Elective care is available in most countries at weekends. I work much of the time in a country with a fully private system and I can have an appointment at midnight on Saturday if I want it. It costs me nothing and it costs my employer about £1k per year. In France (where I used to live), it was also possible to see someone out of hours (although the resourcing was more sensible in this system and it was arranged for the convenience of patients as well as doctors, many of whom - shock, horror - also work and have childcare responsibilities).

The kind of working conditions that the JD's are seeking have not existed in any other sector for many years. We should not print money to pay doctors more.

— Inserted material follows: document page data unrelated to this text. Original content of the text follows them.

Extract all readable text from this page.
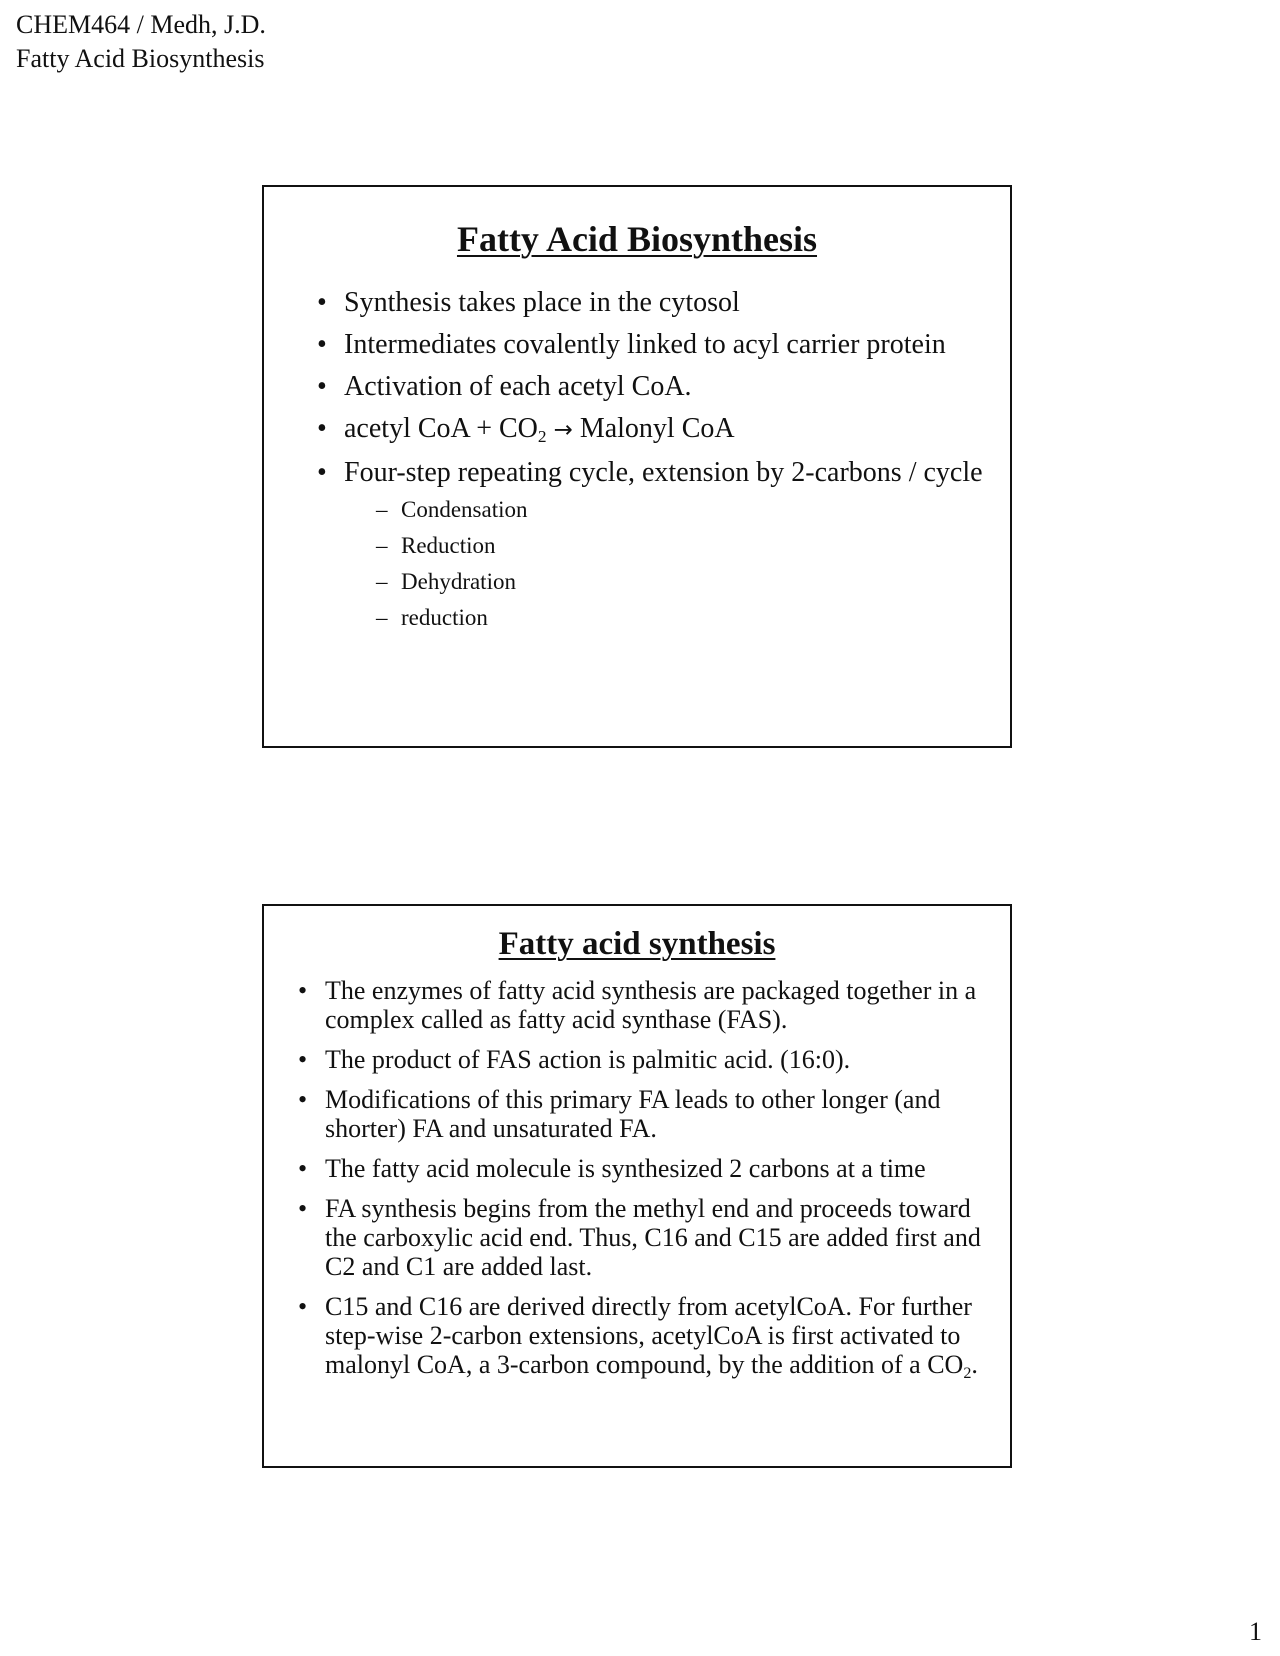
CHEM464 / Medh, J.D.
Fatty Acid Biosynthesis
Fatty Acid Biosynthesis
• Synthesis takes place in the cytosol
• Intermediates covalently linked to acyl carrier protein
• Activation of each acetyl CoA.
• acetyl CoA + $CO_2$ → Malonyl CoA
• Four-step repeating cycle, extension by 2-carbons / cycle
– Condensation
– Reduction
– Dehydration
– reduction
Fatty acid synthesis
• The enzymes of fatty acid synthesis are packaged together in a complex called as fatty acid synthase (FAS).
• The product of FAS action is palmitic acid. (16:0).
• Modifications of this primary FA leads to other longer (and shorter) FA and unsaturated FA.
• The fatty acid molecule is synthesized 2 carbons at a time
• FA synthesis begins from the methyl end and proceeds toward the carboxylic acid end. Thus, C16 and C15 are added first and C2 and C1 are added last.
• C15 and C16 are derived directly from acetylCoA. For further step-wise 2-carbon extensions, acetylCoA is first activated to malonyl CoA, a 3-carbon compound, by the addition of a $CO_2$.
1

tuesday123 · 02/03/2016 11:27

This reply has been deleted

Message withdrawn at poster's request.

wonkylegs · 02/03/2016 11:30

The JDs aren't seeking a change though, they aren't asking for more. They are asking to not have reduction on pay and T&Cs. They did not seek out a pay rise/overtime etc they are just defending their position.
It is interesting that the government position about the manifesto pledge of a 7 day service came in some time after the contract negotiations started. So the statement that we must do this to fulfil our pledge is a bit disingenuous. They always planned to make the changes and are now using the 7day service argument to fit their case and make it more palatable to the public.

lavenderdoilly · 02/03/2016 11:31

Sorry, Tuesday. I don't think you can apportion any blame to victims of poor care for that poor care. When on the receiving end of it you are frightened and vulnerable.